Comprehensive genetic analysis of transcription factor pathways using a dual reporter gene system in budding yeast

The development and application of genomic reagents and techniques has fuelled progress in our understanding of regulatory networks that control gene expression in eukaryotic cells. However, a full description of the network of regulator–gene interactions that determine global gene expression programs remains elusive and will require systematic genetic as well as biochemical assays. Here, we describe a functional genomics approach that combines reporter technology, genome-wide array-based reagents and high-throughput imaging to discover new regulators controlling gene expression patterns in Saccharomyces cerevisiae. Our strategy utilizes the synthetic genetic array (SGA) method to systematically introduce promoter-GFP (green fluorescent protein) reporter constructs along with a control promoter-RFP (red fluorescent protein) gene into the array of ∼4500 viable yeast deletion mutants.
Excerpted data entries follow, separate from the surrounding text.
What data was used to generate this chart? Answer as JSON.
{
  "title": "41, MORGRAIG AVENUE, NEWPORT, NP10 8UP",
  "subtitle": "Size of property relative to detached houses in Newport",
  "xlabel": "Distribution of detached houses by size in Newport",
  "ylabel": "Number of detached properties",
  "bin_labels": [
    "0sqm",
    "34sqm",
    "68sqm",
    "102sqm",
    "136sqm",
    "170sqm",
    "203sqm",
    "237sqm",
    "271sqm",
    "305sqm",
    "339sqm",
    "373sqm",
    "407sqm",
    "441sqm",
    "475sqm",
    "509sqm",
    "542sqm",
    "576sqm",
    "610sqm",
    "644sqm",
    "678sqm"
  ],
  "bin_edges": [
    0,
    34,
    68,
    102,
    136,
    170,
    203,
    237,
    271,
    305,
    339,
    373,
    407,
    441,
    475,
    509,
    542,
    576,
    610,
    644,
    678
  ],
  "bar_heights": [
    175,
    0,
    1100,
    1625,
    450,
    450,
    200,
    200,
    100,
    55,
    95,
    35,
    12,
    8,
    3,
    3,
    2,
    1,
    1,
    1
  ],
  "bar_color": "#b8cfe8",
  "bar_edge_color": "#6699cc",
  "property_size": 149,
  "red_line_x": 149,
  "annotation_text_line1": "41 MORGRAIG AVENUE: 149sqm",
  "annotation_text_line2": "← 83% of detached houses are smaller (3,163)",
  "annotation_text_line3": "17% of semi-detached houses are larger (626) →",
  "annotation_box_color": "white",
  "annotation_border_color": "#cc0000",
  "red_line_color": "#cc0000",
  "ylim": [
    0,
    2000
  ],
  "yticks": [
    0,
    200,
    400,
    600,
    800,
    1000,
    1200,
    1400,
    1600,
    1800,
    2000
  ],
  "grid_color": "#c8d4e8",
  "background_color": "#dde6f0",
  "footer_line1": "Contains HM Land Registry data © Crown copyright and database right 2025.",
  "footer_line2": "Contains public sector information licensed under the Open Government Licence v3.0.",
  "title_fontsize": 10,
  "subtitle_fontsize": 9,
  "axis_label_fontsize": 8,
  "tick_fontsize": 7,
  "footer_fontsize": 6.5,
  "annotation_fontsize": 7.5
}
Fluorescence intensities from each reporter are assayed from individual colonies arrayed on solid agar plates using a scanning fluorimager and the ratio of GFP to RFP intensity reveals deletion mutants that cause differential GFP expression. We are exploiting this screening approach to construct a detailed map describing the interplay of regulators controlling the eukaryotic cell cycle. The method is extensible to any transcription factor or signalling pathway for which an appropriate reporter gene can be devised.